From my previous, limited experience, I noticed that as the flowers mature the leaves show many signs of nutrient defiencies; however, the final product was fairly decent.  Should nutrient defiencies as seen in the leaves be taken seriously at this stage, when harvest may only be a week or two away? I'm wondering if adding some nitrogen and magnesium (epsom salts) would be a good idea?  The flowers themselves look happy.

Alistair


----------



## Alistair (Mar 28, 2008)

PS

As I said before, one of the plants is perhaps about two weeks away from harvest (I think).  Now, here's a related question:  Is it ok to transplant in this late stage and will it make any significant difference?  As I said before, the flowers seem good, but as for the rest of this plant, well....


----------



## trillions of atoms (Mar 28, 2008)

ok what do you see in the leaves? because adding nutes isnt needed- 

if they are yellowing then its natural and let them do there thing.


what exactly do you see?


----------



## Alistair (Mar 29, 2008)

Well, besides the normal yellowing there are numerous nutrient deficiencies that are indicated by brown patches throughout the leaves, for example.  The ones that are the worse off are the sour diesels, and only one of the SD's is really bad. The others that I have aren't too bad, but I don't know what strain they are.

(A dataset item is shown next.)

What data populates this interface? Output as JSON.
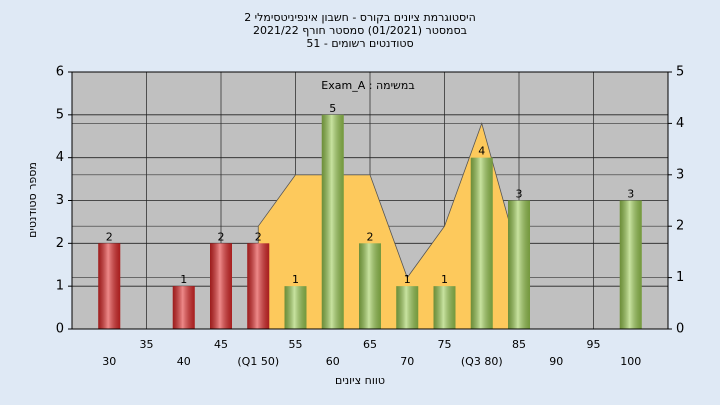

I think the biggest mistake I made with this crop is that I needed to transplant one additional time, and I didn't do that.  I think that they must be root bound.  Next time I think I will transplant twice during the vegetative stage as I usually do, but I'll also transplant once during flowering.

I've had this problem before, but the final product was actually not bad.  So, live and learn.  I would move onto hydro, but I want to perfect soil farming first.  I started out with soil and I want to perfect it.  However, I hesitate to move onto hydro also because I only have limited means of eliminating humidity in the air.  During the last couple weeks of before harvesting we want to avoid too much humidity because we don't want bud rot.  I get the impression that with hydro there's a constant source of humidity.  I need better ventilation.  

I get the feeling that with hydro nutrient deficiencies are less likely to happen.  

Well, at any rate, what happens to the buds if the leaves are sickly looking? Does that mean less potency?  As I said, the buds look pretty good. 

Thanks,

Alistair


----------



## trillions of atoms (Mar 29, 2008)

there might be some decreased potency and yeild... but if still finishing then youll be fine.


----------



## Runbyhemp (Mar 29, 2008)

ostpicsworthless:


----------



## trillions of atoms (Mar 29, 2008)

^ agreed!


----------



## Alistair (Mar 29, 2008)

Yes, I guess I should buy a camera.  My cell phone camera isn't any good.  It picks up what appear to be electromagnetic waves from the HID's, so you get the pictures of the plants, but you also get these horizontal lines from top to bottom.  Besides, even without the horizontal lines the pictures aren't that good.  Oh well, thanks for the advice.


----------



## smokybear (Mar 29, 2008)

I wouldn't transplant them this late in flower. I would just let them finish up and try that on your next grow. I also wouldn't worry about the spots on your plants. With only two weeks or so left, there's really not that much you could do at this point. I would just finish them off and try to remedy the situation the next go-round. Good luck and keep us posted. Take care and be safe.


----------